Ante o até aqui exposto, percebe-se que a resolução da questão não necessitaria, como pretende o Requerente, adentrar na análise sobre a legalidade ou não de o quinquênio ser calculado com base nos vencimentos integrais, pois, no caso do Município de São Paulo, o legislador consignou expressamente que a base de cálculo é o padrão de vencimento do servidor.
Todavia, mesmo não havendo necessidade, para afastar qualquer dúvida, mister consignar que ainda que o legislador municipal não tivesse estabelecido base de cálculo para concessão de quinquênios, a conclusão do intérprete não seria outra que não a de que sua incidência se dá sobre o padrão de vencimentos.
Isto porque, com a redação conferida pela Emenda Constitucional nº 19/98, o artigo 37, XIV, passou a proibir a superposição de vantagens percebidas pelo servidor público, in verbis:

“Art. 37.(…)
XIV – os acréscimos pecuniários percebidos por servidor público não serão computados nem acumulados para fins de concessão de acréscimos ulteriores.”

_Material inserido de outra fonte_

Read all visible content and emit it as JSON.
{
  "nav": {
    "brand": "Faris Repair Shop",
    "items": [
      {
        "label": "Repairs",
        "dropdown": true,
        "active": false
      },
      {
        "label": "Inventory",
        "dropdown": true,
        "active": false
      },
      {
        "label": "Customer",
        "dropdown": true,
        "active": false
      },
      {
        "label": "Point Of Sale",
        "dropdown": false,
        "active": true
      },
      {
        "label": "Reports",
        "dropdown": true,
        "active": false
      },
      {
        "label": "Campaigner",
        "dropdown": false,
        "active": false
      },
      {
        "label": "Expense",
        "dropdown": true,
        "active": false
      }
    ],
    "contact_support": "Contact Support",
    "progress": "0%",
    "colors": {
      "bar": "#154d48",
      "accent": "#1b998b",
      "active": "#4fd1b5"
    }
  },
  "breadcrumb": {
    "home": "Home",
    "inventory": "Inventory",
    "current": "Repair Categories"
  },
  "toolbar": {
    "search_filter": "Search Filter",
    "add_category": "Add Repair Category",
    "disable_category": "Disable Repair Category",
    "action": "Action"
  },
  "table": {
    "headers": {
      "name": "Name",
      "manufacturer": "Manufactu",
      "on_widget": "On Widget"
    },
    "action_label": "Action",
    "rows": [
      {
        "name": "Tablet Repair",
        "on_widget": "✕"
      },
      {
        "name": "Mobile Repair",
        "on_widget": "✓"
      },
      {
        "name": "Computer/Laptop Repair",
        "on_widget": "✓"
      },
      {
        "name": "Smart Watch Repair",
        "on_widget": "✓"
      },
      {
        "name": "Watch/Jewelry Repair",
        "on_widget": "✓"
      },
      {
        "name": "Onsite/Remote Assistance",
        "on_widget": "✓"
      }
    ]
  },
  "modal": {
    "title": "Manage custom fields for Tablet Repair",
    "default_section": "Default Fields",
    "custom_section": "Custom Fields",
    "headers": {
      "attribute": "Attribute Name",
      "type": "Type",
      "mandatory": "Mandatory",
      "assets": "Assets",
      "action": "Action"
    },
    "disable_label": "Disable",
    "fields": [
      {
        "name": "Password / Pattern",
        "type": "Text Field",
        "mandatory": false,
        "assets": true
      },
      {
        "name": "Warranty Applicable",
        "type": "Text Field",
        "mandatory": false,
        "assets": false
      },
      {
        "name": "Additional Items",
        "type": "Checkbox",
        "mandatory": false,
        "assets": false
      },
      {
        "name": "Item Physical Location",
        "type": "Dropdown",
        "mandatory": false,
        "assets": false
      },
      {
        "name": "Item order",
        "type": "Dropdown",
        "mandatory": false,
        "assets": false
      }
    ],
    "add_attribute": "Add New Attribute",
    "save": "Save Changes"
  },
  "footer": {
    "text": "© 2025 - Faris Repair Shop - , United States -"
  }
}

Com efeito, a Constituição Federal proíbe a concessão de vantagens em repique, gerando o chamado “efeito cascata”.
A jurisprudência do Superior Tribunal de Justiça, aplicando a regra ao caso concreto, já há muito, é firme e pacífica no sentido de que o quinquênio não pode ser calculado sobre nenhuma outra vantagem já concedida ao servidor, mas sim, apenas sobre o padrão de seu vencimento.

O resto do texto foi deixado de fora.